General Vision Encoder Features as Guidance in Medical Image Registration
Fryderyk Kögl, Anna Reithmeir, Vasiliki Sideri-Lampretsa, Ines Machado, Rickmer Braren, Daniel Rückert, Julia A. Schnabel, Veronika A. Zimmer
TL;DR
The paper investigates whether features from general vision encoders can serve as dissimilarity measures to guide deformable medical image registration. It benchmarks DINOv2, SAM, and MedSAM within a B-spline free-form deformation framework and tests two integration variants across a cardiac MRI dataset. Key findings show that incorporating feature-based distances as an auxiliary term improves registration quality, with MedSAM excelling in segmentation overlap and DINOv2 contributing to robust performance, especially when inputs are upscaled.
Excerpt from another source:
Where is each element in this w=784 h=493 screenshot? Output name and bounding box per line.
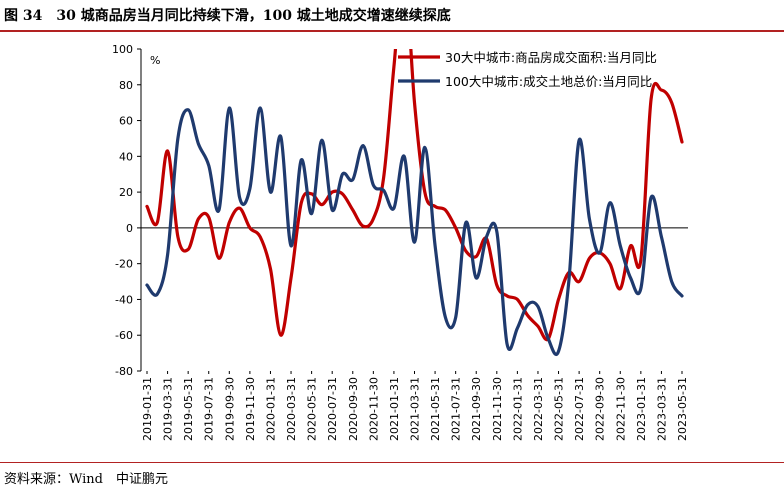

The results suggest that task-agnostic vision encoders can enhance geometry-based registration without retraining on medical data, while pointing to future work on 3D volumes and exploring intermediate encoder layers.
Abstract
General vision encoders like DINOv2 and SAM have recently transformed computer vision. Even though they are trained on natural images, such encoder models have excelled in medical imaging, e.g., in classification, segmentation, and registration. However, no in-depth comparison of different state-of-the-art general vision encoders for medical registration is available. In this work, we investigate how well general vision encoder features can be used in the dissimilarity metrics for medical image registration. We explore two encoders that were trained on natural images as well as one that was fine-tuned on medical data. We apply the features within the well-established B-spline FFD registration framework. In extensive experiments on cardiac cine MRI data, we find that using features as additional guidance for conventional metrics improves the registration quality. The code is available at github.com/compai-lab/2024-miccai-koegl.